KUALA LUMPUR – Kepala Badan Pangan Nasional/National Food Agency (NFA) Arief Prasetyo Adi mengatakan, kolaborasi global maupun regional menjadi keniscayaan dalam mengatasi tantangan di sektor pangan, khususnya di kawasan Asia Tenggara.
“Negara-negara di kawasan Asia Tenggara menghadapi tantangan yang sama dalam hal ketahanan pangan, dari dampak perubahan iklim hingga tekanan pasar internasional. Untuk itu, kita tidak bisa bekerja sendiri. Kolaborasi regional, berbagi pengetahuan, teknologi, dan sumber daya, adalah kunci untuk memastikan ketahanan pangan yang berkelanjutan," ujar Arief saat menjadi pembicara dalam seminar `Internasional Food Security in Indonesia and Malaysia` yang dilaksanakan oleh Alumni Universiti Putra Malaysia (UPM) pada Jumat (11/10/2024) di KBRI Kuala Lumpur, Malaysia.
Dalam kesempatan tersebut, Arief menyampaikan komitmen Indonesia untuk memperkuat hubungan bilateral dengan Malaysia, terutama dalam aspek memperkuat perdagangan komoditas pangan serta membangun mekanisme yang lebih efisien dalam mendukung rantai pasok pangan regional.
“Kami berharap ke depan kerja sama bilateral antara Indonesia dan Malaysia semakin berkembang dan saling menguntungkan, terutama di sektor pangan, dapat terus terjalin. Melalui peningkatan volume perdagangan komoditas seperti beras, bawang merah, dan produk pangan lainnya, kita dapat saling melengkapi kebutuhan pangan dalam kawasan,” tambahnya.
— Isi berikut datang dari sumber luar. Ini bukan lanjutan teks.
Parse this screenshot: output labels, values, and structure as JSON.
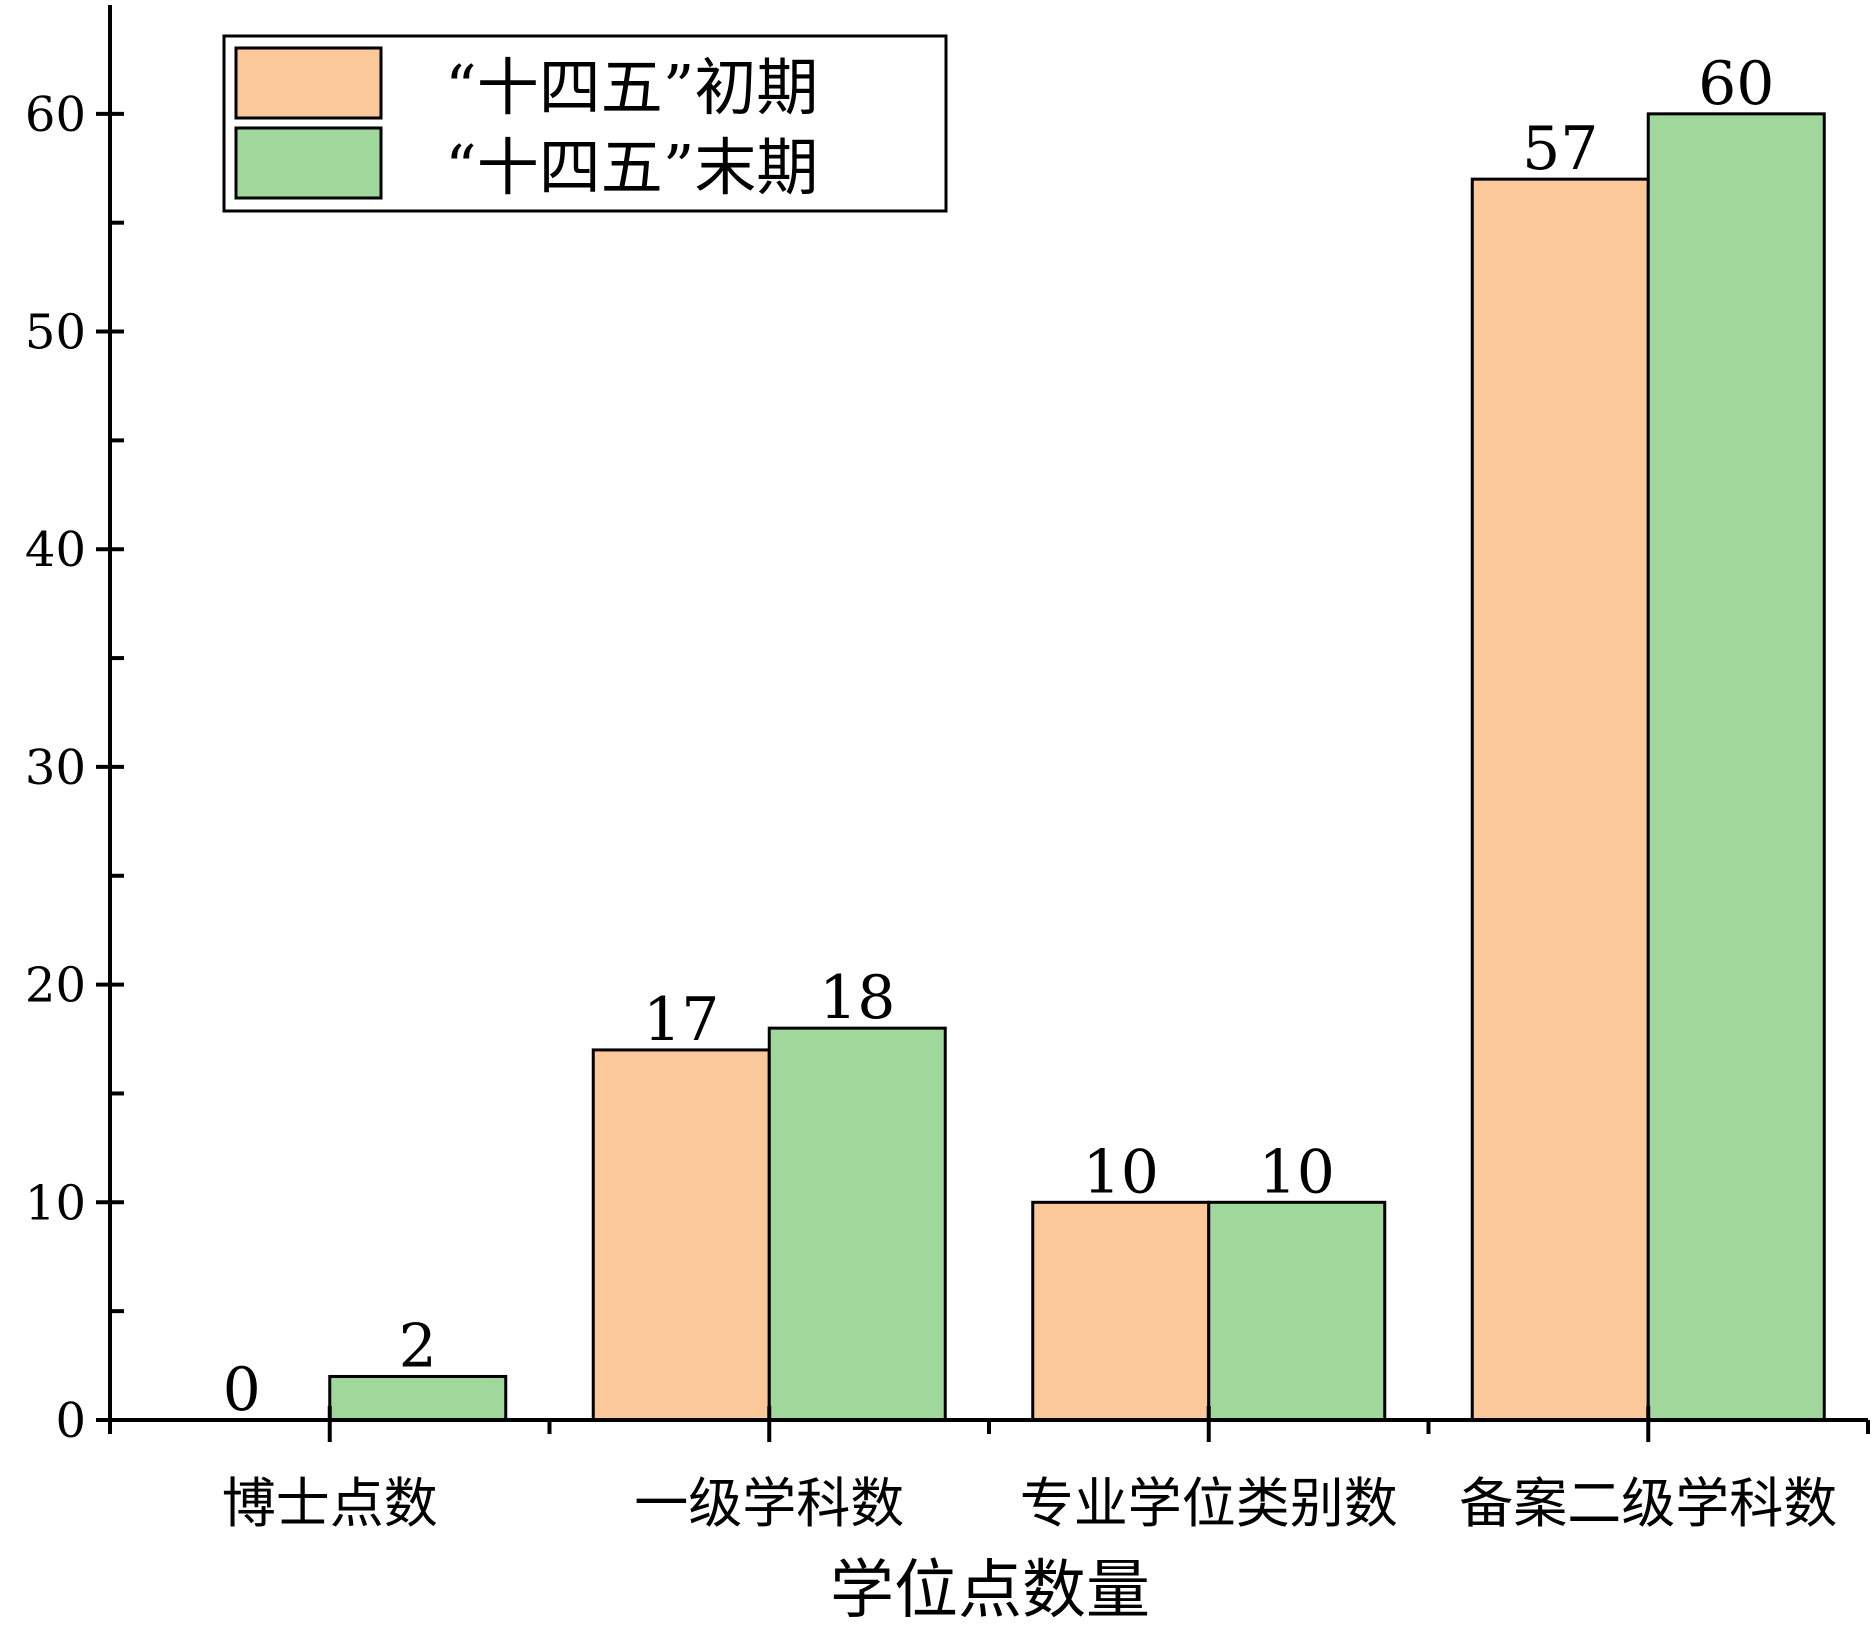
{
  "chart_data": {
    "type": "bar",
    "categories": [
      "博士点数",
      "一级学科数",
      "专业学位类别数",
      "备案二级学科数"
    ],
    "series": [
      {
        "name": "“十四五”初期",
        "values": [
          0,
          17,
          10,
          57
        ],
        "color": "#FBC899"
      },
      {
        "name": "“十四五”末期",
        "values": [
          2,
          18,
          10,
          60
        ],
        "color": "#9FD89A"
      }
    ],
    "title": "",
    "xlabel": "学位点数量",
    "ylabel": "",
    "ylim": [
      0,
      65
    ],
    "yticks": [
      0,
      10,
      20,
      30,
      40,
      50,
      60
    ],
    "grid": false,
    "legend": "top-left"
  }
}
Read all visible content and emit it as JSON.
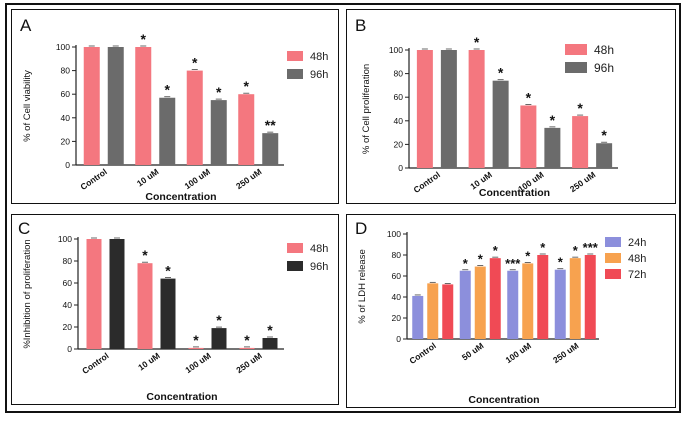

Arief juga mengatakan, peran para alumni UPM, khususnya Warga Negara Indonesia, sangat penting dalam mendorong terbangunnya kerja sama antardua negara serumpun.
Selaras dengan itu, Guru Besar UPM Normaz Wana Binti Ismail mengakui dinamika global seperti perang di Ukraina, perubahan iklim, dan El Nino harus diwaspadai kaitannya dengan stabilitas pangan di Malaysia. Semangat kolaborasi dalam menciptakan ketahanan pangan di setiap negara harus terbangun.
Ia juga menekankan pada peningkatan produksi pangan dalam negeri dengan memanfaatkan teknologi dan inovasi. Menurutnya, penerapan smart farming dapat memberikan solusi terhadap peningkatan produksi di tengah tantangan ketersediaan lahan dan peningkatan populasi.
Sementara itu, General Manager National Farmers Organization (NAFAS), sebuah badan usaha berbentuk koperasi yang bergerak di sektor pertanian di Malaysia, Encik Muhammad Faris mengungkapkan Malaysia mengimpor berbagai komoditas pangan dengan nilai total mencapai angka 78,7 miliar ringgit. Sementara nilai ekspor di sektor pangan sekitar 46,4 miliar ringgit. Untuk itu, pihaknya terbuka untuk membangun kerja sama dan kemitraan strategis dengan tujuan bersama mewujudkan perdagangan di sektor pangan yang saling menguntungkan.
Lebih lanjut, Kepala NFA Arief Prasetyo Adi berpandangan, ekspor dan impor pangan merupakan sesuatu yang biasa dalam perdagangan pangan. Indonesia mengimpor beberapa komoditas pangan dan pada saat yang sama juga mengekspor komoditas pangan yang memang berlebih dan menjadi produk unggulan di beberapa negara.
Khusus untuk 12 pangan pokok strategis yang diatur dalam Peraturan Presiden (Perpres) Nomor 125 tahun 2022 tentang Pengelolaan Cadangan Pangan Pemerintah, basisnya pada perhitungan neraca pangan nasional yang dilakukan oleh NFA bersama kementerian/lembaga terkait.
"Jadi produk pangan pokok strategis itu kita hitung berapa ketersediaan dan kebutuhannya. Setelah itu, kita petakan mana yang sufficient dan mana yang tidak sufficient, sehingga manakala keputusan impor dilakukan, itu telah berdasarkan perhitungan yang terukur dan tetap memperhatikan kesejahteraan petani sebagai produsen pangan," ujar Arief.
"Ini selaras dengan visi swasembada pangan Bapak Presiden Terpilih Prabowo Subianto. Beliau menggagas dalam 4 tahun sejak menerima mandat pada 20 Oktober nanti, Indonesia akan swasembada pangan kembali seperti dahulu. Artinya jika konsumsi pangan dalam negeri telah mampu dipasok dari produksi domestik, namun masih ada stok lebih, kita bisa lakukan ekspor," pungkasnya.